Which is sort of where it gets interesting. Because of the nature of Blog, which is this many-faceted hybrid kind of writing–part stream-of-consciousness, part free-write, part memoir, part strip-tease, part essay, part cultural criticism, part soapbox, part think-piece. All the other kinds of writing I’ve done have been around for a long, long time, and even when they are multi-faceted or dabble in hybrids, they have established boundaries and clear lines of writer-audience responsibility. Not so much The Blog. And I don’t think it’s even been around long enough for those lines to have settled. Maybe they won’t. I have a student who’s proposing to write an Honors Thesis on “Internet forms of writing, specifically blogs, and the implications of that for how we think, write, and perceive writing, including prose, poetry, and literature.” Maybe he’ll figure some things out. Or at least come up with some good questions.
Meanwhile, I’m pretty sure that if I’m writing a blog about how weight does not equal health, sanity, virtue, worth, or beauty then one responsibility I can see is that I attend to my own health–no small thing. Maybe the blog is my way of beginning to sanity-ize my own personal conversation with myself. It is very clear to me that many folks are using Facebook posts as a way to hold themselves publicly accountable (and the NYT ran an article recently about how diet apps may save us all, but, God, I am tired of ranting about the NYT–and maybe there’s something to this one, especially for folks who are actually food addicts–I don’t know): one friend posts his blood sugar numbers and meal contents, another posts her treadmill times, another posts his Crossfit workouts, another talks about her runs. It used to irritate me, until it dawned on me that this was a way of holding themselves accountable to themselves by being public–ooooh, a juicy paradox. And it dawned on me that I was being just a little bit bitchy (a not infrequent occurrence, I fear…) I don’t think I’m going to start hitting FB with my numbers or times. But keeping myself talking about fat matters does seem to be having an oddly peacemaking effect on my own private war. Not that it’s a smooth peace process… And it’s way too early to be making any sort of predictions, but it’s been kind of nice to feel like I’m doing some healthier things, adopting some healthier patterns. It’s not as scary as it used to be. Which is also nice. Maybe the nicest thing of all.

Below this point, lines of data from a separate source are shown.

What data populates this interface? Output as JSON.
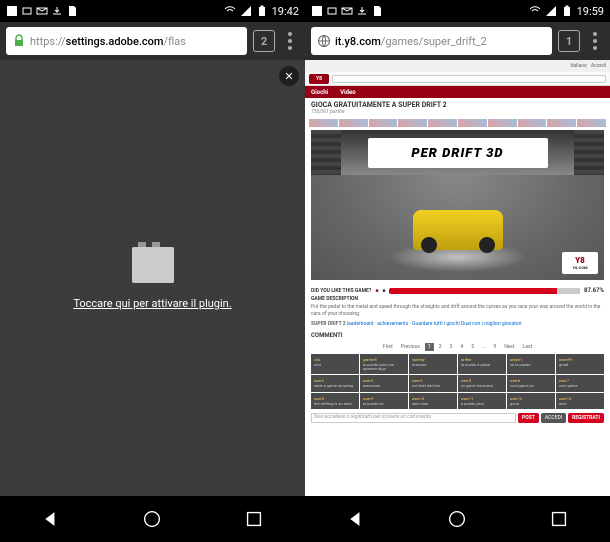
{
  "left": {
    "status": {
      "time": "19:42"
    },
    "browser": {
      "url_protocol": "https://",
      "url_domain": "settings.adobe.com",
      "url_path": "/flas",
      "tab_count": "2"
    },
    "content": {
      "plugin_text": "Toccare qui per attivare il plugin."
    }
  },
  "right": {
    "status": {
      "time": "19:59"
    },
    "browser": {
      "url_domain": "it.y8.com",
      "url_path": "/games/super_drift_2",
      "tab_count": "1"
    },
    "y8": {
      "logo": "Y8",
      "tabs": {
        "t1": "Giochi",
        "t2": "Video"
      },
      "title": "GIOCA GRATUITAMENTE A SUPER DRIFT 2",
      "subtitle": "750,061 partite",
      "game_banner": "PER DRIFT 3D",
      "game_logo": "Y8",
      "game_logo_sub": "Y8.COM",
      "like_label": "DID YOU LIKE THIS GAME?",
      "like_pct": "87.67%",
      "desc_label": "GAME DESCRIPTION",
      "desc_text": "Put the pedal to the metal and speed through the straights and drift around the curves as you race your way around the world in the cars of your choosing.",
      "series_label": "SUPER DRIFT 2",
      "series_links": "leaderboard · achievements · Guardare tutti i giochi Dual con i migliori giocatori",
      "comments_label": "COMMENTI",
      "pagination": {
        "first": "First",
        "prev": "Previous",
        "p1": "1",
        "p2": "2",
        "p3": "3",
        "p4": "4",
        "p5": "5",
        "p9": "9",
        "next": "Next",
        "last": "Last"
      },
      "comment_placeholder": "Devi accedere o registrarti per scrivere un commento",
      "btn_post": "POST",
      "btn_login": "ACCEDI",
      "btn_register": "REGISTRATI",
      "comments": [
        [
          {
            "u": "xXx",
            "t": "nice"
          },
          {
            "u": "gamer5",
            "t": "la puedo pero me aparece algo"
          },
          {
            "u": "speedy",
            "t": "bravooo"
          },
          {
            "u": "drifter",
            "t": "la puedo a ganar"
          },
          {
            "u": "player1",
            "t": "ok la puedo"
          },
          {
            "u": "racer99",
            "t": "great"
          }
        ],
        [
          {
            "u": "user2",
            "t": "what a game amazing"
          },
          {
            "u": "user3",
            "t": "awesome"
          },
          {
            "u": "user4",
            "t": "not that bad bro"
          },
          {
            "u": "user5",
            "t": "yo game hermano"
          },
          {
            "u": "user6",
            "t": "cool game yo"
          },
          {
            "u": "user7",
            "t": "cool game"
          }
        ],
        [
          {
            "u": "user8",
            "t": "the drifting is so hard"
          },
          {
            "u": "user9",
            "t": "la puedo eh"
          },
          {
            "u": "user10",
            "t": "epic man"
          },
          {
            "u": "user11",
            "t": "a puedo pero"
          },
          {
            "u": "user12",
            "t": "good"
          },
          {
            "u": "user13",
            "t": "nice"
          }
        ]
      ]
    }
  }
}
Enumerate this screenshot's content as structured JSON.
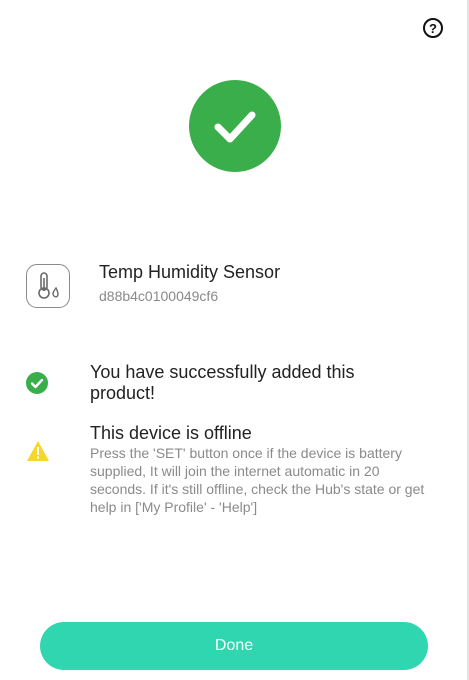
{
  "header": {
    "help_label": "?",
    "help_icon": "question-circle-icon"
  },
  "status": {
    "icon": "check-icon",
    "color": "#3aae4a"
  },
  "device": {
    "icon": "thermometer-humidity-icon",
    "name": "Temp Humidity Sensor",
    "id": "d88b4c0100049cf6"
  },
  "messages": {
    "success": {
      "icon": "check-circle-icon",
      "text": "You have successfully added this product!"
    },
    "offline": {
      "icon": "warning-icon",
      "title": "This device is offline",
      "body": "Press the 'SET' button once if the device is battery supplied, It will join the internet automatic in 20 seconds. If it's still offline, check the Hub's state or get help in ['My Profile' - 'Help']"
    }
  },
  "footer": {
    "done_label": "Done",
    "accent": "#30d6b0"
  }
}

And if I can manage to make a little peace with my body while calling out both heroes and villains, then maybe this blogging thing will turn out to have been a good idea. So, thanks Miriam, for asking me to guest-blog on Miriam’s Well. It certainly gave me a taste for this no-boundaries, no rules, no format kind of writing, and certainly made it possible for me to do my own peculiar blog. If it does turn out that the blog, in turn, makes it possible for me to change my health, it may also be that you saved my life.